Степаныч также сообщил Егору по секрету, что отказы зрения у людей – это результат работы изощренного мозгового вируса. По его словам, вирус создан зарубежными разведками по заказу грабителей банков. Именно в этот момент Егор усомнился во вменяемости модератора. Банки уже лет сто виртуальны, зачем создавать ослепляющий людей вирус, чтобы грабить их? И почему этим занимаются вражеские разведки? Они скорее стремились бы вывести из строя широкие массы населения, а не участвовать в абсурдных ограблениях несуществующих банков. "Похоже, этот Stepanytch просто любит трепаться, – подумал Егор. – Может, он и вправду провокатор на службе у тюремщиков". Если бы Егор мог увидеть Степаныча живьем, он быстро понял бы, следует ли ему доверять. Неуловимая мимика, выражение глаз, движения тела безошибочно выдают вранье. Это видно не всем, но от человека типа INFJ трудно скрыть такие вещи. Увы, в распоряжении Егора были лишь висящие в воздухе строчки. Сложно судить о правдивости человека по печатному тексту. В пользу искусственности Степаныча говорила примитивность его лексики, но она могла иметь и естественные причины: например, недостаток образования. Степаныч был агрессивным социопатом, напоминая этим покойного Рыбу. Тот тоже не отличался богатым словарным запасом, хотя определенно был человеком.

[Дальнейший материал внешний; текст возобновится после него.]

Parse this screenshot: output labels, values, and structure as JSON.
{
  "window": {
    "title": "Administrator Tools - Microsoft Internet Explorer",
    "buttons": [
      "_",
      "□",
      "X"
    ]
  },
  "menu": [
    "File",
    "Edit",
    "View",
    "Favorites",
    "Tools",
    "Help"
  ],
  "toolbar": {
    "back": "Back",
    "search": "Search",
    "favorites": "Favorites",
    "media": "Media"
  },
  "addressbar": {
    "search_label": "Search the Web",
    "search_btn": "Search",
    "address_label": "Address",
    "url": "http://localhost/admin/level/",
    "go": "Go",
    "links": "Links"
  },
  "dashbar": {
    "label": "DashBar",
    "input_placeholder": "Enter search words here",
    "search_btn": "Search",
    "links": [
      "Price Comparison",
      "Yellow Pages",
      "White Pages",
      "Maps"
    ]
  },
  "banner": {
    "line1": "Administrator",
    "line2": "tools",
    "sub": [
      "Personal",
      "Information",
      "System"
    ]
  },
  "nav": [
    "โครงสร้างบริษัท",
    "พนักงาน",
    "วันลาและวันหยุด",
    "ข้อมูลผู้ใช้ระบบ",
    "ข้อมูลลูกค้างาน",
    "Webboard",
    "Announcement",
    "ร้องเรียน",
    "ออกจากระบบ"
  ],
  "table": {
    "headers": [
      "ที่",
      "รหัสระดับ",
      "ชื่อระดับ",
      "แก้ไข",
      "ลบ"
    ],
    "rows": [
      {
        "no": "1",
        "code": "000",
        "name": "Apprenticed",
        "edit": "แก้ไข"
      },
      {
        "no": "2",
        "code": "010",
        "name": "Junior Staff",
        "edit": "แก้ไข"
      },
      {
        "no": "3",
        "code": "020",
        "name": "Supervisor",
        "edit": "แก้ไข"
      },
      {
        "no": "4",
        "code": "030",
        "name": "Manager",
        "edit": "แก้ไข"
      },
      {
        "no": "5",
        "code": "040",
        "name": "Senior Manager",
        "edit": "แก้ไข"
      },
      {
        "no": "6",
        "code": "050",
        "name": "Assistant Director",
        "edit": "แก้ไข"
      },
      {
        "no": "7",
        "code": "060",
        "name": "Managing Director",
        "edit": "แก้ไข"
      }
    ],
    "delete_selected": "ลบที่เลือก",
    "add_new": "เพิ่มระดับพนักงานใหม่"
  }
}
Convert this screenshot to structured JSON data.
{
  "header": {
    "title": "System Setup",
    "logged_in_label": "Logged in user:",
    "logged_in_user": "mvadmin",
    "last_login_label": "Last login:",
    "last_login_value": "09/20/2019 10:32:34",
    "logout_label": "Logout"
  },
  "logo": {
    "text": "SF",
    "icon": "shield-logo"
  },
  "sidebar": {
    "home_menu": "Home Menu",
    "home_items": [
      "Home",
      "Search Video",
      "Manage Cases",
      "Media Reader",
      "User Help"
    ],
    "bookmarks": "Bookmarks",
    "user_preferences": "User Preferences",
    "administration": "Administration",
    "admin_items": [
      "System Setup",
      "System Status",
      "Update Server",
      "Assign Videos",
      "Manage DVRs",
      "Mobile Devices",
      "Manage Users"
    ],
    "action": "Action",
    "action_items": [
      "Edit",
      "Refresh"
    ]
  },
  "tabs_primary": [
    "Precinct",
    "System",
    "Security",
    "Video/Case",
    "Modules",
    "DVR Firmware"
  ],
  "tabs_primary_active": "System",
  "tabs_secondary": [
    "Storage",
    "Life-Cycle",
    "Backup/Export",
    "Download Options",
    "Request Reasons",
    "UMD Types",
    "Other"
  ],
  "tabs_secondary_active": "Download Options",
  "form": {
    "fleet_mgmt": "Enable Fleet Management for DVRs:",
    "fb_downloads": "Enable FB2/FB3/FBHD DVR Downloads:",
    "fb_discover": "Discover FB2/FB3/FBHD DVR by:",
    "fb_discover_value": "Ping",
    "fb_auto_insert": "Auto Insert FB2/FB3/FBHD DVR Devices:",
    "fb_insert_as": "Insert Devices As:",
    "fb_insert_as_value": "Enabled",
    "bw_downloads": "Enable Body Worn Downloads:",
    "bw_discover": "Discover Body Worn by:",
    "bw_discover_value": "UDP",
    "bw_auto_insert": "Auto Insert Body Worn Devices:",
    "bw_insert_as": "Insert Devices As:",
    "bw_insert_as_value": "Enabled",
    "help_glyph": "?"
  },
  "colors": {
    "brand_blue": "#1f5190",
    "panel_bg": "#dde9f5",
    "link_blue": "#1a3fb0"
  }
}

Последний, с кем познакомился Егор, был заключенный по имени Nosov. Тюремный чат делает некоторых людей удивительно откровенными. Они рассказывают собратьям по несчастью то, что, наверное, никогда не решились бы сказать лицом к лицу. "Носов" сразу признался Егору, что сидит за соционику. Подобно Егору, он принадлежал к четвертой квадре. Он был ISTP, как Старуха Лизергин и Алехандро, друггл Любы Тульчинской. Носов писал Егору частые короткие записки, в которых жаловался на несправедливость обвинителей. Его взяли за подпольное изучение соционики, но официально обвинили в заговоре и подготовке госпереворота, потому что в уголовном кодексе нет статьи, наказывающей за соционику – как нет и упоминаний о ней ни в каких известных населению источниках. Егор осторожно спросил Носова, знает ли он о Хозяевах. Тот даже не понял вопроса, из чего Егор сделал вывод, что не знает, и потихоньку перевел разговор на другую тему.

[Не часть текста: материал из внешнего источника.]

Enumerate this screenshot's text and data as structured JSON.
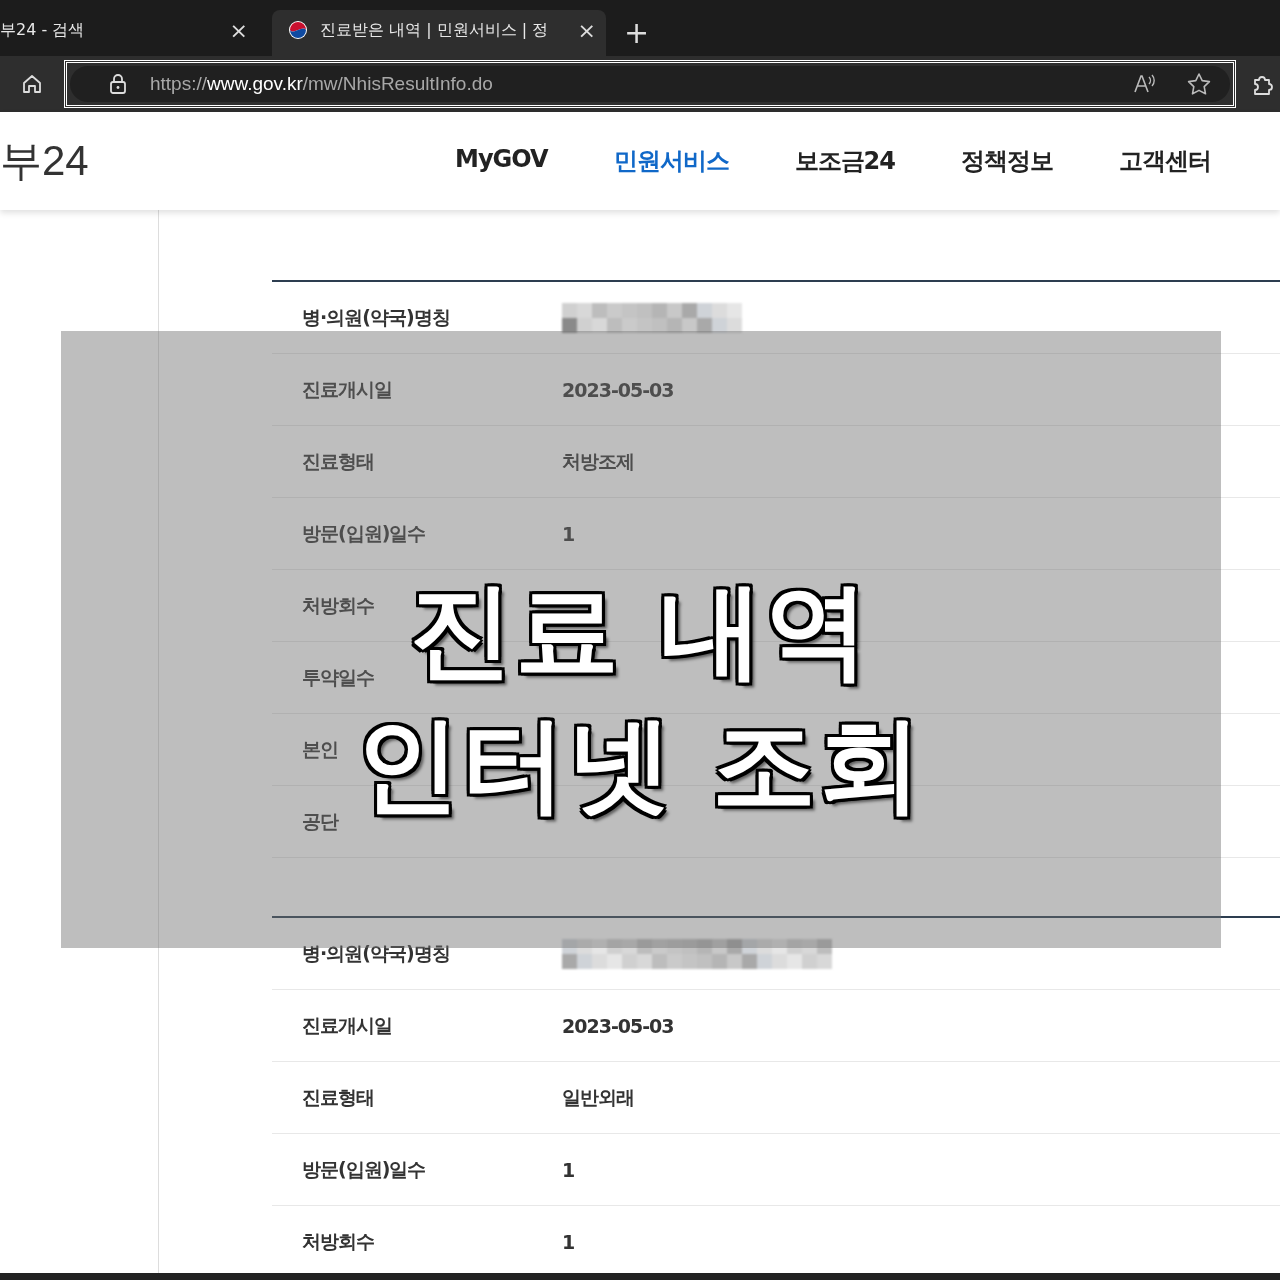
{
  "browser": {
    "tabs": [
      {
        "title": "부24 - 검색",
        "close": "×",
        "selected": false,
        "favicon": false
      },
      {
        "title": "진료받은 내역 | 민원서비스 | 정",
        "close": "×",
        "selected": true,
        "favicon": true
      }
    ],
    "new_tab": "+",
    "url": {
      "scheme": "https://",
      "host": "www.gov.kr",
      "path": "/mw/NhisResultInfo.do"
    }
  },
  "site": {
    "logo": "부24",
    "nav": [
      {
        "label": "MyGOV",
        "selected": false
      },
      {
        "label": "민원서비스",
        "selected": true
      },
      {
        "label": "보조금24",
        "selected": false
      },
      {
        "label": "정책정보",
        "selected": false
      },
      {
        "label": "고객센터",
        "selected": false
      }
    ]
  },
  "records": [
    {
      "rows": [
        {
          "label": "병·의원(약국)명칭",
          "redacted": true
        },
        {
          "label": "진료개시일",
          "value": "2023-05-03"
        },
        {
          "label": "진료형태",
          "value": "처방조제"
        },
        {
          "label": "방문(입원)일수",
          "value": "1"
        },
        {
          "label": "처방회수"
        },
        {
          "label": "투약일수"
        },
        {
          "label": "본인"
        },
        {
          "label": "공단"
        }
      ]
    },
    {
      "rows": [
        {
          "label": "병·의원(약국)명칭",
          "redacted": true
        },
        {
          "label": "진료개시일",
          "value": "2023-05-03"
        },
        {
          "label": "진료형태",
          "value": "일반외래"
        },
        {
          "label": "방문(입원)일수",
          "value": "1"
        },
        {
          "label": "처방회수",
          "value": "1"
        }
      ]
    }
  ],
  "overlay": {
    "lines": [
      "진료 내역",
      "인터넷 조회"
    ]
  }
}
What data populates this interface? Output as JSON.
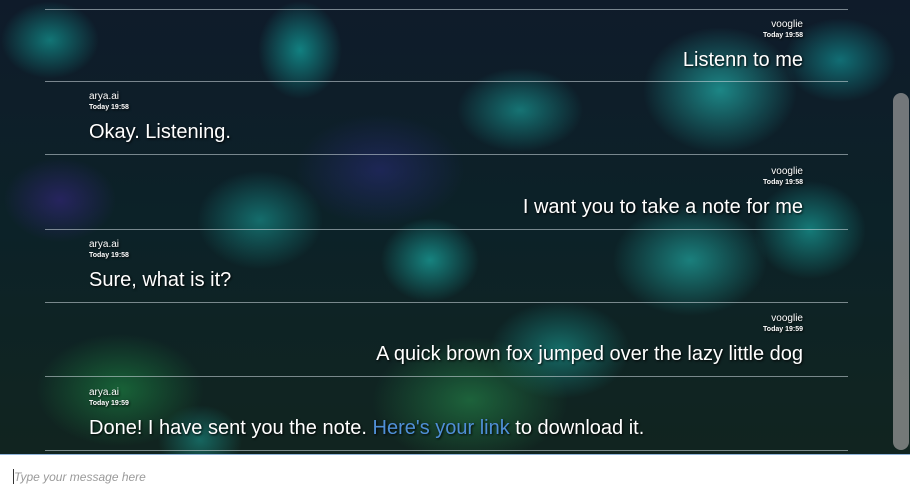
{
  "messages": [
    {
      "sender": "vooglie",
      "time": "Today 19:58",
      "text": "Listenn to me",
      "side": "right"
    },
    {
      "sender": "arya.ai",
      "time": "Today 19:58",
      "text": "Okay. Listening.",
      "side": "left"
    },
    {
      "sender": "vooglie",
      "time": "Today 19:58",
      "text": "I want you to take a note for me",
      "side": "right"
    },
    {
      "sender": "arya.ai",
      "time": "Today 19:58",
      "text": "Sure, what is it?",
      "side": "left"
    },
    {
      "sender": "vooglie",
      "time": "Today 19:59",
      "text": "A quick brown fox jumped over the lazy little dog",
      "side": "right"
    },
    {
      "sender": "arya.ai",
      "time": "Today 19:59",
      "text_before": "Done! I have sent you the note. ",
      "link_text": "Here's your link",
      "text_after": " to download it.",
      "side": "left"
    }
  ],
  "input": {
    "placeholder": "Type your message here",
    "value": ""
  },
  "colors": {
    "link": "#4f8fd6",
    "divider": "#d2dce1",
    "message_text": "#ffffff",
    "scrollbar": "#969696"
  }
}
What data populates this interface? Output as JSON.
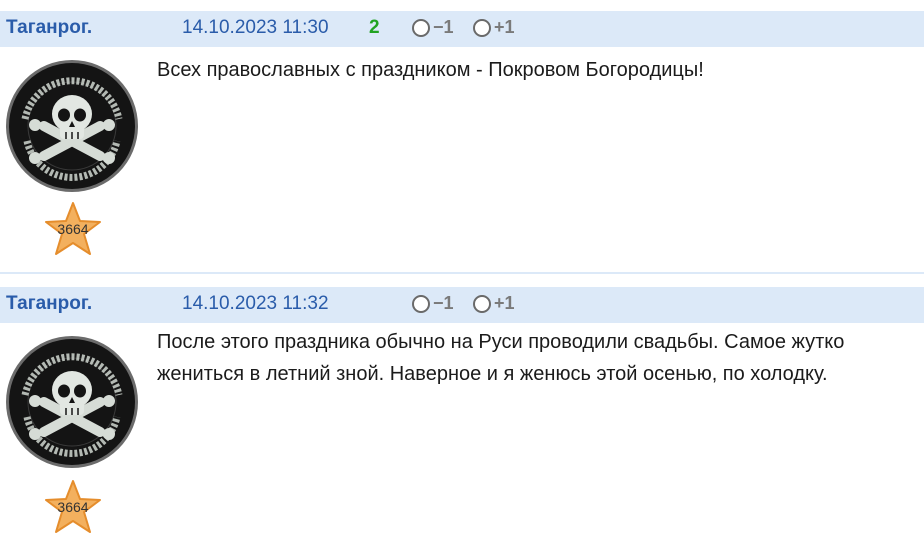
{
  "posts": [
    {
      "author": "Таганрог.",
      "timestamp": "14.10.2023 11:30",
      "score": "2",
      "vote_minus": "−1",
      "vote_plus": "+1",
      "rating": "3664",
      "avatar_icon": "skull-crossbones-patch-icon",
      "lines": [
        "Всех православных с праздником - Покровом Богородицы!"
      ]
    },
    {
      "author": "Таганрог.",
      "timestamp": "14.10.2023 11:32",
      "score": "",
      "vote_minus": "−1",
      "vote_plus": "+1",
      "rating": "3664",
      "avatar_icon": "skull-crossbones-patch-icon",
      "lines": [
        "После этого праздника обычно на Руси проводили свадьбы. Самое жутко",
        "жениться в летний зной. Наверное и я женюсь этой осенью, по холодку."
      ]
    }
  ],
  "colors": {
    "header_bg": "#dce9f8",
    "author": "#2a5caa",
    "score": "#22a322",
    "star": "#f3b05e"
  }
}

Общаться с ним было весело. Он все время шутил и подкалывал Егора, то и дело заставляя его хихикать в полутьме контейнера. Носов знал кучу андекдотов. Почему-то все они были о гулловских роботах, либо обыгрывали нелепые ситуации между ними и людьми. Типичной байкой Носова было нечто вроде этого: "Один гулловский андроид говорит другому: угадай, что у меня есть – с одной из десяти в тысяча двадцать четвертой степени попытки!" Егор находил их невероятно смешными.

Постепенно он утомился перепиской. К сожалению, серьезного разговора с Носовым не получалось. Каждый раз они скатывались к шуткам и взаимному подначиванию. И все же Егор был благодарен ему. Их веселые беседы скрашивали его одиночество и гнездящийся на дне души страх, знакомый всем, жившим в эпоху Васильева, – что нелепое недоразумение, из-за которого он брошен в тюрьму, может обернуться реальной бедой. Человеку нерусскому этот страх не объяснить. Нужно вырасти здесь, чтобы без слов понимать его, чувствовать спинным мозгом. Государство в России без конца меняется, мимикрируя под актуальную эпоху, словно притаившийся в засаде спрут. Но одно остается неизменным во все времена: оно смертельно опасно для своих подданных.